In countries where white spot syndrome virus (WSSV) is absent or nonvirulent due to ambient pond water temperatures consistently above 30 degrees-C, TSV and NHP are frequently the dominant diseases. Accordingly, Shrimp Improvement Systems started in 2003 to develop NHP resistance in its TSV-resistant lines to establish multiple pathogen-resistant (MPR) shrimp. 

Fig. 3 depicts the results of a triplex disease challenge that exposed 40 MPR families to shrimp tissue containing either Belize TSV, Thai TSV, or NHP. The lower overall survival to NHP (54 percent) was likely due to the shorter selection history for NHP in these families, which until 2003 were strongly oriented toward developing resistance to TSV.

SPR families
Fig. 3: Survival of 40 full-pedigree SPR families exposed to isolates of Belize TSV, Thailand TSV, and NHP in laboratory disease challenges.

Selection for intensive culture

In an effort to increase pond yields to spread fixed costs over a larger product output, many semi-intensive producers are upgrading their ponds to intensive or super-intensive strategies with mechanical aeration and/or supplemental oxygenation systems. In addition, many of these high-density culture systems have adopted heterotrophic culture strategies with zero water exchange that further reduce production costs – particularly for L. vannamei – while minimizing the risk of introducing diseases from coastal waters supplies. 

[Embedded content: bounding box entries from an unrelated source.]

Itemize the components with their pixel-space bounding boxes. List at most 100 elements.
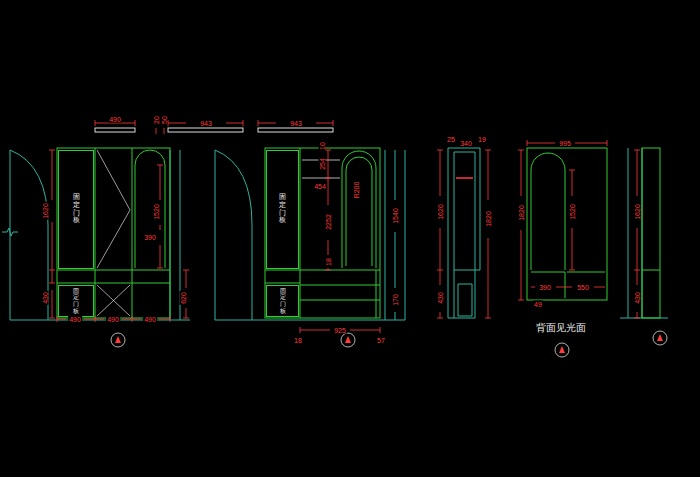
dimension-line bbox=[437, 150, 443, 318]
section-outline bbox=[454, 152, 475, 318]
view-marker bbox=[341, 333, 355, 347]
view-marker bbox=[111, 333, 125, 347]
dimension-line bbox=[57, 316, 170, 322]
hanging-rod bbox=[456, 177, 473, 179]
dimension-text: 995 bbox=[558, 140, 572, 147]
view-marker bbox=[653, 331, 667, 345]
cabinet-outline bbox=[265, 148, 380, 318]
dimension-text: 25 bbox=[446, 136, 456, 143]
top-view-bar bbox=[95, 128, 333, 132]
dimension-text: 340 bbox=[459, 140, 473, 147]
dimension-line bbox=[527, 140, 607, 146]
dimension-text: 390 bbox=[538, 284, 552, 291]
top-view-bar bbox=[95, 128, 135, 132]
dimension-line bbox=[49, 150, 55, 318]
dimension-text: 943 bbox=[289, 120, 303, 127]
panel-label: 固定门板 bbox=[280, 288, 286, 314]
wall-outline bbox=[2, 150, 190, 320]
dimension-text: 490 bbox=[68, 316, 82, 323]
dimension-text: 390 bbox=[143, 234, 157, 241]
section-outline bbox=[448, 148, 480, 318]
dimension-text: 19 bbox=[477, 136, 487, 143]
door-swing bbox=[97, 150, 130, 268]
dimension-text: 1820 bbox=[518, 204, 525, 222]
panel-label: 固定门板 bbox=[73, 288, 79, 314]
dimension-text: 49 bbox=[533, 301, 543, 308]
dimension-line bbox=[168, 120, 243, 126]
panel-label: 固定门板 bbox=[73, 194, 80, 225]
side-panel-outline bbox=[642, 270, 660, 271]
dimension-text: 18 bbox=[325, 257, 332, 267]
section-outline bbox=[448, 148, 480, 318]
cabinet-outline bbox=[265, 148, 380, 318]
wall-outline bbox=[215, 150, 405, 320]
dimension-text: 620 bbox=[180, 291, 187, 305]
dimension-text: 50 bbox=[161, 115, 168, 125]
dimension-text: R200 bbox=[353, 181, 360, 200]
dimension-text: 490 bbox=[106, 316, 120, 323]
dimension-text: 925 bbox=[333, 327, 347, 334]
cabinet-outline bbox=[342, 151, 376, 268]
wall-outline bbox=[10, 150, 190, 320]
dimension-text: 490 bbox=[108, 116, 122, 123]
dimension-text: 254 bbox=[319, 157, 326, 171]
dimension-line bbox=[325, 150, 331, 270]
dimension-line bbox=[569, 170, 575, 270]
cabinet-outline bbox=[57, 148, 170, 318]
dimension-line bbox=[95, 120, 333, 134]
dimension-text: 20 bbox=[153, 115, 160, 125]
back-panel-outline bbox=[527, 148, 607, 300]
view-marker-mark bbox=[345, 336, 351, 343]
cabinet-outline bbox=[265, 148, 380, 318]
view-marker bbox=[555, 343, 569, 357]
hanging-rod bbox=[456, 177, 473, 179]
dimension-text: 10 bbox=[319, 141, 326, 151]
wall-outline bbox=[215, 150, 405, 320]
door-swing bbox=[97, 150, 130, 316]
dimension-text: 2252 bbox=[325, 213, 332, 231]
dimension-text: 170 bbox=[392, 293, 399, 307]
top-view-bar bbox=[258, 128, 333, 132]
cabinet-outline bbox=[135, 150, 165, 268]
side-outline bbox=[620, 148, 668, 318]
dimension-text: 490 bbox=[143, 316, 157, 323]
panel-label: 固定门板 bbox=[279, 194, 286, 225]
dimension-line bbox=[485, 150, 491, 318]
side-outline bbox=[620, 148, 668, 318]
dimension-text: 1520 bbox=[569, 203, 576, 221]
dimension-text: 1620 bbox=[634, 203, 641, 221]
dimension-text: 1820 bbox=[485, 210, 492, 228]
dimension-line bbox=[156, 128, 164, 134]
dimension-text: 57 bbox=[376, 337, 386, 344]
wall-outline bbox=[2, 228, 18, 236]
top-view-bar bbox=[168, 128, 243, 132]
dimension-line bbox=[634, 150, 640, 318]
dimension-text: 1620 bbox=[437, 203, 444, 221]
back-panel-outline bbox=[531, 272, 605, 298]
dimension-text: 550 bbox=[576, 284, 590, 291]
dimension-text: 1540 bbox=[392, 207, 399, 225]
dimension-line bbox=[437, 150, 491, 318]
view-marker-mark bbox=[657, 334, 663, 341]
side-panel-outline bbox=[642, 148, 660, 318]
dimension-line bbox=[300, 150, 380, 333]
cabinet-outline bbox=[346, 157, 372, 266]
dimension-text: 430 bbox=[437, 291, 444, 305]
view-marker-mark bbox=[115, 334, 663, 353]
dimension-line bbox=[49, 150, 189, 322]
side-panel-outline bbox=[642, 148, 660, 318]
view-marker-mark bbox=[559, 346, 565, 353]
cabinet-outline bbox=[57, 148, 170, 318]
view-marker bbox=[111, 331, 667, 357]
dimension-line bbox=[300, 327, 380, 333]
dimension-line bbox=[258, 120, 333, 126]
cabinet-outline bbox=[57, 148, 170, 318]
fixed-door-panel: 固定门板 bbox=[58, 150, 94, 269]
view-caption: 背面见光面 bbox=[535, 323, 587, 333]
dimension-text: 18 bbox=[293, 337, 303, 344]
dimension-text: 454 bbox=[313, 183, 327, 190]
fixed-door-panel: 固定门板 bbox=[58, 285, 94, 317]
view-marker-mark bbox=[115, 336, 121, 343]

Recognizing this trend, Shrimp Improvement heightened its focus on selecting for shrimp stocks that readily grow in high-density, low-water-exchange culture systems. Fig. 4 presents growth data for selected stocks maintained in a prototype 400-metric-ton (MT) high-density culture system with supplemental oxygenation.

Growth performance
Fig. 4: Growth performance of select stocks in a high-density, low-water-exchange culture system operated with supplemental oxygenation.

From 3-gramjuvenile shrimp, the animals grew to an average weight of 24 grams in 11 weeks at a final biomass of 2.4 kilogram per square meter. The shrimp have been successfully cultured to market sizes over 20 grams at biomasses of 5 kilogram per square meter in commercial ponds and up to 12.5 kilograms per cubic meter in prototype super-intensive tank culture.